When conducting microbial invasion tests on needleless connector products, how should the test microbes be selected?
Microbial invasion tests should simulate repeated clinical use. The types and quantities of microbes used in the test should be similar to the potential infecting microbes at the entry site of medical devices used clinically. It is recommended to use 2 types of Gram-negative bacteria and 2 types of Gram-positive bacteria, with at least 1 type of each. The selected microbes for the test should be common microbes that cause infusion-related infections in clinical settings. Reference can be made to the "Guidelines for the Prevention and Treatment of Catheter-Related Infections" (issued by the Chinese Society of Critical Care Medicine) for selection.
Are pyrogens and bacterial endotoxins the same?
Pyrogens refer to substances that can cause fever in the body, including information on materials causing fever and bacterial endotoxin-induced fever, which are part of biological evaluation projects. Bacterial endotoxins are lipid polysaccharide components released from the cell wall of Gram-negative bacteria after death and autolysis, typically originating from biological contamination introduced during production, and are not part of biological evaluation projects. Generally, bacterial endotoxins are pyrogens, but not all pyrogens are bacterial endotoxins.
When conducting electromagnetic compatibility testing on active products, is it necessary to test together with the passive accessories in the product composition?

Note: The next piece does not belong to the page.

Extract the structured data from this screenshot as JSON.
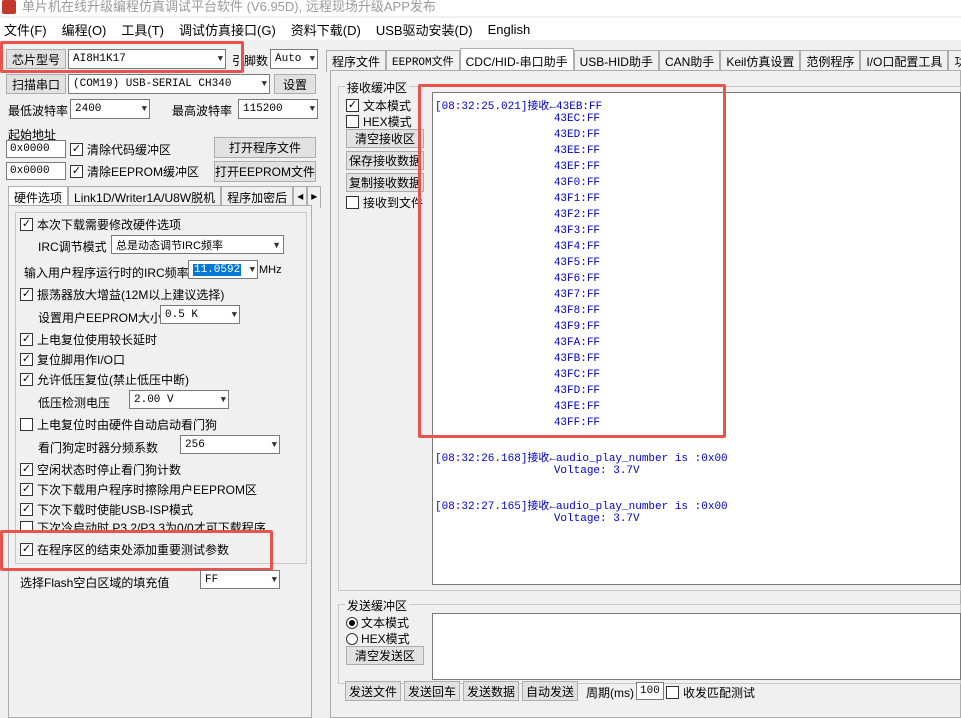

Typically, all accessories in the equipment, cable layout, and typical configurations used in electromagnetic compatibility testing should be consistent with normal use. If it is determined through analysis that the passive accessories are not relevant to electromagnetic compatibility testing, then there is no need to test them along with the passive accessories. However, if testing with the passive accessories is necessary to achieve its basic performance, then the testing should be done with those passive accessories.
Do the reagent batches used in clinical trials of in vitro diagnostic reagents need to be inspection batches, and do they need to be from the same batch?
After the reagents intended for registration have passed inspection, they can be used for clinical trials with either inspection batches or non-inspection batches. The reagent batch numbers used by each institution should be clearly stated in the clinical trial report. If the clinical trial duration is long, multiple batches can be used based on actual circumstances. However, it is important to note that the reagents used in clinical trials, registration inspections, and preclinical studies of in vitro diagnostic reagents should be produced under conditions that comply with the medical device quality management system, and the production quantity of the batch should be sufficient. For domestic products, if the batches used in clinical trials, registration inspections, and preclinical studies are different, the reasons and specific details of the production batches should be explained.